Charles Dickens' A Tale of Two Cities begins with the observation: 'It was the best of times, it was the worst of times, it was the age of wisdom, it was the age of foolishness, it was the epoch of belief, it was the epoch of incredulity, it was the season of Light, it was the season of Darkness, it was the spring of hope, it was the winter of despair, we had everything before us, we had nothing before us, we were all going direct to Heaven, we were all going direct the other way — in short, the period was so far like the present period, that some of its noisiest authorities insisted on its being received, for good or for evil, in the superlative degree of comparison only.'
The description fits the period we are living in very well. There are a class of problems called 'wicked problems' which are difficult or impossible to solve because of incomplete, contradictory, and changing requirements. Solutions to wicked problems are not true-or-false, but good or bad because there are ideological, cultural, political and economic constraints which keep changing over time. These problems have a lot of ambiguity and the consequences are difficult to imagine. Most wicked problems are connected to other problems. Trying to solve one aspect of a wicked problem may reveal or create other problems.
Climate change is such an issue and it is caused by our great need for energy. Society runs on energy and materials, but most people think it runs on money. As GDP increases globally, energy needs to increase in lockstep, i.e. for additional economic activity, we need more energy. Study after study predicts that carbon emissions will keep growing by roughly three percent a year. We face increasing effort and cost to extract minerals from lower grade ores. This will have a corresponding effect on benefits to societies while increasing carbon emissions.

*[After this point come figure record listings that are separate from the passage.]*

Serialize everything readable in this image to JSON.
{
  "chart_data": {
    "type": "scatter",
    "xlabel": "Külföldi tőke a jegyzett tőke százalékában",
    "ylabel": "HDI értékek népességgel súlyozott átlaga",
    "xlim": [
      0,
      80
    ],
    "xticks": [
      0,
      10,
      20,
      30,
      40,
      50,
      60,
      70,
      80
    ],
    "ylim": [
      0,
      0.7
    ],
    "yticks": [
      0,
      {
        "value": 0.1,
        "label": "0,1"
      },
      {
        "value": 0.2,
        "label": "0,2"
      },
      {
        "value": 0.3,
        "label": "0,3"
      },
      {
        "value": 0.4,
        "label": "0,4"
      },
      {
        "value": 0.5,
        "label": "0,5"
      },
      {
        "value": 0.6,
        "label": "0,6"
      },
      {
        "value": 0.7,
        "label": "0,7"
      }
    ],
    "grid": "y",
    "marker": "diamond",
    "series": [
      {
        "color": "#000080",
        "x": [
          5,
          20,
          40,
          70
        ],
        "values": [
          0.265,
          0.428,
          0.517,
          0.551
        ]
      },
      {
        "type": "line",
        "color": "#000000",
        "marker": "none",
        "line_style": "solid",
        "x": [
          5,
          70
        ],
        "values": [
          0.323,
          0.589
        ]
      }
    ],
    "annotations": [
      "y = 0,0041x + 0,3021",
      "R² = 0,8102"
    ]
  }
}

As Timothy Mitchell says in Carbon Democracy, modern mass politics was made possible by the development of ways of living that used energy on a new scale. Without the energy derived from oil, the current forms of political and economic life would not exist. People have developed ways of eating, travelling, housing themselves and consuming goods and services that require very large amounts of energy from oil and other fossil fuels. More than half the total fossil fuel consumed in the 150 years or so between the 1860s, when the modern petroleum industry began, and 2020 was burned in the four decades after 1980.
In the early period of human civilization, human activity was limited by the muscular power of animals and the speed of regeneration of woodlands. When freed from these limits, the supply of energy began to grow at an exponential rather than a linear rate. You can think of fossil fuels as forms of energy in which great quantities of space and time have been compressed into a concentrated form. This means that organic matter equivalent to all of the plant and animal life produced over the entire earth for four hundred years was required to produce the fossil fuels we burn today in less than a year.
A human labourer can perform about 0.6 kWh in one workday while one barrel of crude oil can perform about 1700 kWh of work. This means that a barrel of oil has the same work potential as a human working for over 9 years (taking 300 working days a year). This energy/labor relationship was the foundation of the industrial revolution. Most technological processes require hundreds to thousands of calories of fossil energy to replace each human calorie previously used to do the same tasks manually. And fossil energy is much cheaper than human energy. These fossil ‘armies’ are the foundation of the modern global economy. We didn’t pay for the creation of these armies of workers, only their liberation.
According to modern economic theory if the price of one input gets too high, the market will develop an alternative. However, energy does not cooperate with this theory because different sources of energy exhibit critical differences in quality, density, storability, surplus, transportability, environmental impact, and other factors. For instance, there are many medium and high heat industrial processes (for textiles, chemicals, cement, steel etc.) using fossil fuels that have no current (or even under development) alternative using low-carbon technology.
One factor that would prevent any meaningful action on climate change is that it would result in changing the power relations between countries. The world’s most powerful countries are also oil states, Timothy Mitchell notes, that “without the energy they derive from oil their current forms of political and economic life would not exist.” Nor would they continue to occupy their present positions in the global ranking of power. The increase in the consumption of fossil fuels in China and India has already brought about an enormous change in their international influence.
Everybody talks of climate justice. This would require a fair apportioning of the world’s remaining “climate budget.” But if the emissions of some countries were to be curbed while the emissions of others were allowed to rise, then this would lead inevitably to a redistribution of global power. From the point of view of the American security establishment that wants maintenance of global dominance, this is precisely the scenario that is most greatly to be feared; from this perspective the continuance of the status quo is the most desirable of outcomes. This was clearly stated by George Kennan, one of the architects of the postwar strategic order (quoted in The Nutmeg’s Curse by Amitav Ghosh):
We have about 50 percent of the world’s wealth but only 6.3 percent of its population. In this situation, we cannot fail to be the object of envy and resentment. Our real task in the coming period is to devise a pattern of relations which will permit us to maintain this position of disparity. To do so, we will have to dispense with all sentimentality and day-dreaming; and our attention will have to be concentrated everywhere on our immediate national objectives.